The act claim (RFC 8693 §4.1) carries the actor identity. Downstream services see sub=user-42 (so the UI looks normal) but the audit log records act.sub=support:carol (so the action is traceable).

Defensive checks: - Restricted scopeimpersonate:read only allows read operations. Wire transfers, password changes, etc. require the original user's credentials. Hardcoded in critical endpoints. - Short TTL — 15 min max. - Audit log every request — separate logging stream for impersonation, retained 7 years. - User notification — user gets an email "support engineer Carol viewed your account at 14:35." - Reason required — support must enter a JIRA ticket or reason before the token is issued.

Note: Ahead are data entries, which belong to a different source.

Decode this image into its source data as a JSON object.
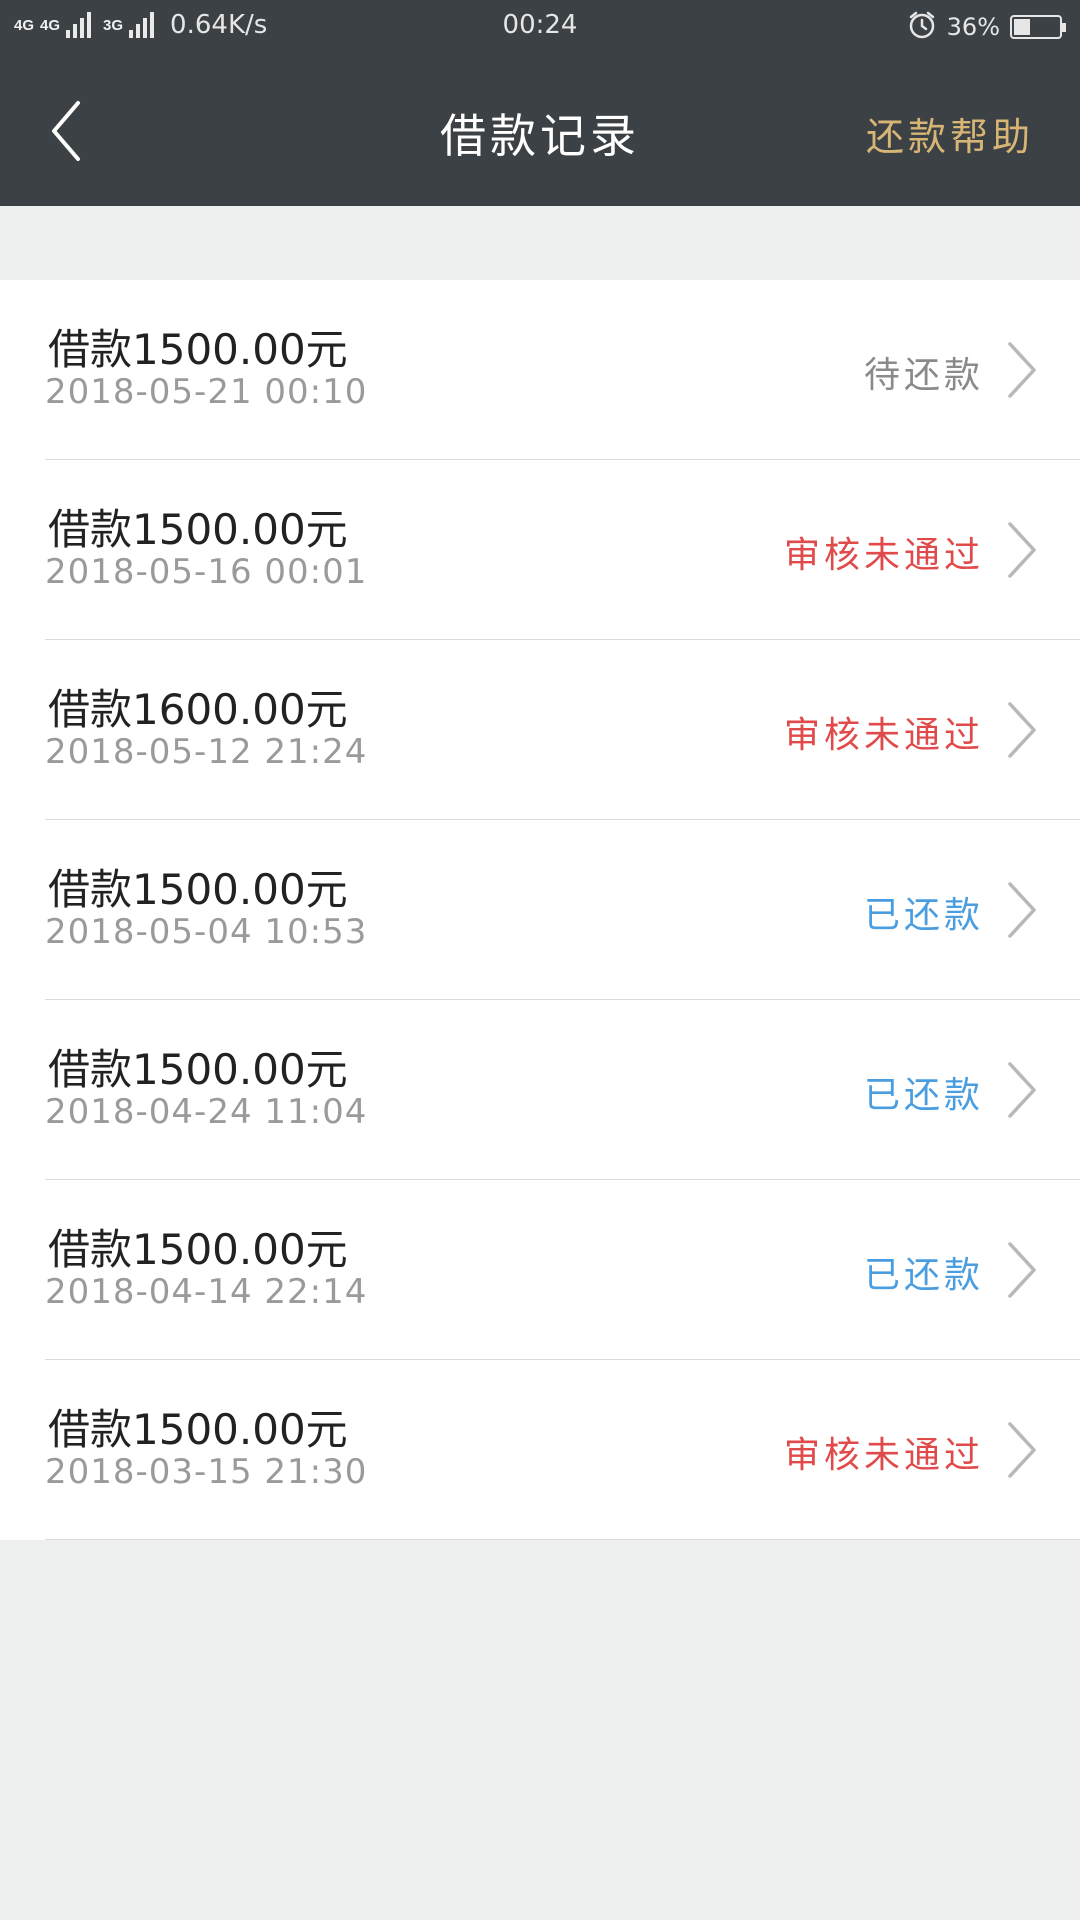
{
  "status_bar": {
    "net1": "4G",
    "net2": "4G",
    "net3": "3G",
    "speed": "0.64K/s",
    "time": "00:24",
    "battery": "36%",
    "battery_level": 0.36
  },
  "header": {
    "title": "借款记录",
    "help": "还款帮助"
  },
  "colors": {
    "pending": "#8a8a8a",
    "rejected": "#e04a4a",
    "repaid": "#4a9ee0",
    "help": "#d7b575"
  },
  "records": [
    {
      "title": "借款1500.00元",
      "date": "2018-05-21 00:10",
      "status": "待还款",
      "status_type": "pending"
    },
    {
      "title": "借款1500.00元",
      "date": "2018-05-16 00:01",
      "status": "审核未通过",
      "status_type": "rejected"
    },
    {
      "title": "借款1600.00元",
      "date": "2018-05-12 21:24",
      "status": "审核未通过",
      "status_type": "rejected"
    },
    {
      "title": "借款1500.00元",
      "date": "2018-05-04 10:53",
      "status": "已还款",
      "status_type": "repaid"
    },
    {
      "title": "借款1500.00元",
      "date": "2018-04-24 11:04",
      "status": "已还款",
      "status_type": "repaid"
    },
    {
      "title": "借款1500.00元",
      "date": "2018-04-14 22:14",
      "status": "已还款",
      "status_type": "repaid"
    },
    {
      "title": "借款1500.00元",
      "date": "2018-03-15 21:30",
      "status": "审核未通过",
      "status_type": "rejected"
    }
  ]
}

17.2 Token exchange (RFC 8693)

OAuth 2.0 Token Exchange standardizes the on-behalf-of flow. Service A holds a user token; Service A wants to call Service B in a way that B sees user identity, but the call is attributable to A.

POST /token HTTP/1.1
grant_type=urn:ietf:params:oauth:grant-type:token-exchange
subject_token=<user's access token>
subject_token_type=urn:ietf:params:oauth:token-type:access_token
audience=https://api.b.example.com
actor_token=<A's service token>            // optional, for on-behalf-of
actor_token_type=urn:ietf:params:oauth:token-type:access_token

IdP validates both tokens, mints a new token with:

{
  "sub": "user-42",
  "aud": "https://api.b.example.com",
  "act": {
    "sub": "service:a"
  },
  "scope": "...",
  "iat": ...,
  "exp": ...
}

Service B sees sub=user-42 (correct authZ) and act.sub=service:a (so it knows A is the conduit). If A is later compromised, B's audit log shows exactly which calls came through A on behalf of which users.

17.3 The "customer support acting as user X" distinction

The trap: downstream services must distinguish user X authentic from user X via support impersonation. Critical for:

  • Risk scoring — fraud models should not learn that "user X logs in from corp IP at 3am" is normal user behavior.
  • Notifications — don't email user "you logged in!" when it was support.
  • Privacy-restricted operations — some operations (export your personal data) should be user-only, not support-impersonated.

Implementation: every downstream service must read the act claim and gate features on act being absent (or matching specific allowed actor types).

17.4 SAML / OIDC delegation claims

  • OIDC — RFC 8693 act claim (above).
  • SAML<saml:SubjectConfirmation> with <saml:Subject> carrying delegate semantics, sometimes vendor-specific.
  • JWTact (actor) and may_act (the allowed delegate, used to restrict who can delegate).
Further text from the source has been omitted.